When assayed for motility, GM-treated cells and IL-3–treated cells showed an overt distinction that the former population showed active migration and polarization while the latter stayed inert. Although the contents of monocytes/macrophages and granulocytes were not identical in the assayed populations, we do not consider this factor greatly affected the results of motility assays for the following reasons. (1) Cells were assayed immediately after extensive washing so that the culture media would least influence the motility. (2) Motility distinction was confirmed by two different assays, and the cells were incubated for only 10 minutes in polarization assay. Within this short period, it is unlikely that one cell type in the mixture produces enough amount of additional stimulators or inhibitors of migration. (3) Even with the prestimulation or priming with GM-CSF, the nonadherent cells from IL-3 culture showed practically no motility. Therefore, the results of our motility assays suggest the presence of a subset of cells capable of migrating in GM-treated nonadherent cells, and absence of such a subset in IL-3–treated counterpart.

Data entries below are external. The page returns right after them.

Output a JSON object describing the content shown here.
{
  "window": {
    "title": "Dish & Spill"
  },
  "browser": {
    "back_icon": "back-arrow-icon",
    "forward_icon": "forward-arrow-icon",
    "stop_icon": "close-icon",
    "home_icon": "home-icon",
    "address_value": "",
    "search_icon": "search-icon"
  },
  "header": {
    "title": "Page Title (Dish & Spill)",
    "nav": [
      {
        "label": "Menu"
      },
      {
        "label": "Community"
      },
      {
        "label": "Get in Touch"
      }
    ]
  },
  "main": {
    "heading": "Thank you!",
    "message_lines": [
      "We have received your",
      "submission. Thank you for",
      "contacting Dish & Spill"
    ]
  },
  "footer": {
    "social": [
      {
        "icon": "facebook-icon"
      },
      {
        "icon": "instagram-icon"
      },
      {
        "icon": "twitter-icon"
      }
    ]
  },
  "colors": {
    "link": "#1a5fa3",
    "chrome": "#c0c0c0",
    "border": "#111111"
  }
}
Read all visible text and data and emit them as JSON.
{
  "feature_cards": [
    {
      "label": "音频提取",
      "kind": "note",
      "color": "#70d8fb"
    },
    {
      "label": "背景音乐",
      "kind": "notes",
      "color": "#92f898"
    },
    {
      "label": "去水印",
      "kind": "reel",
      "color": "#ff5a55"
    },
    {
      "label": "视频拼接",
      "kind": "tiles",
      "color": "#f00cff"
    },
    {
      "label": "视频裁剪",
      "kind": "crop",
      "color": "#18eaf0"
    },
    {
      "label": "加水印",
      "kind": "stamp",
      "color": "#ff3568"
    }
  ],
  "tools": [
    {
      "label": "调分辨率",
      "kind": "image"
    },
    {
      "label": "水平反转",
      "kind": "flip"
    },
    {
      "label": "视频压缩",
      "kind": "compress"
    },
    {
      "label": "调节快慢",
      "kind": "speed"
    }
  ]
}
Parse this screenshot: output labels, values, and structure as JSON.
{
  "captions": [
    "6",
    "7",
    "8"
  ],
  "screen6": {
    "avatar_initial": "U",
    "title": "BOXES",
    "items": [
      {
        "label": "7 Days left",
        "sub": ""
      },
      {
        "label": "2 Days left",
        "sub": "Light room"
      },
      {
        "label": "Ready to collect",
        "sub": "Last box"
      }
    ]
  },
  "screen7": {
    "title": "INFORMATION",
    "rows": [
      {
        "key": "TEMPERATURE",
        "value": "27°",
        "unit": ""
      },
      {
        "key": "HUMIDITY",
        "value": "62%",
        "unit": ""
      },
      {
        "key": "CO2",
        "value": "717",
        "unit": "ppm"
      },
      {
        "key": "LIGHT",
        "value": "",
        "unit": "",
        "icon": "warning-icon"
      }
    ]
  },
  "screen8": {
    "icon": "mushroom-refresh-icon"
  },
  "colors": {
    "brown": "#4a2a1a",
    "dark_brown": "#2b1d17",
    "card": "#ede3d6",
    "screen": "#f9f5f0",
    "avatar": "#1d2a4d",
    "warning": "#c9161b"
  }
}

Several studies have revealed that FAK is involved in cell motility and deformity by controlling cytoskeletal rearrangement. Growth factors such as platelet-derived growth factor and hepatocyte growth factor induced phosphorylation in aortic vascular smooth muscle cells and oral squamous cell carcinoma, respectively, and concomitantly promoted migration of these cells.8,40 Stimulation by hyaluronan, an extracellular matrix glycosaminoglycan, resulted in the rapid phosphorylation of FAK and increased the motility of a H-Ras-transformed cell line.41 Finally, FAK-deficient mice had generalized defects of mesoderm development and died in utero, while cells from the mutant embryos showed reduced motility.29,42 For terminally differentiated macrophages, acquiring locomotive and deforming ability is critical to function. Taken together with these findings, the restrictive coexistence of FAK and motility showed herein implicates the involvement of FAK in monocyte/macrophage migration. A more supportive evidence for FAK involvement in phagocyte motility will be obtained, if one can specifically inactivate FAK in myeloid cells. FAK-deficient embryonic stem cells may provide another possible means of analysis, since they can be differentiated into macrophages by a recently developed in vitro system using OP9 stromal cells.43 Understanding the intracellular events of GM-CSF–mediated differentiation will help clarify the mechanisms of FAK upregulation in GM cells, and further studies of this multifunctional kinase should provide insight into the physiology of macrophages.

We are grateful to Dr M. Hashiyama for aid in FCM analysis and cell sorting. Special thanks to Dr D. Ilic and Dr S. Kanazawa for their thoughtful comments.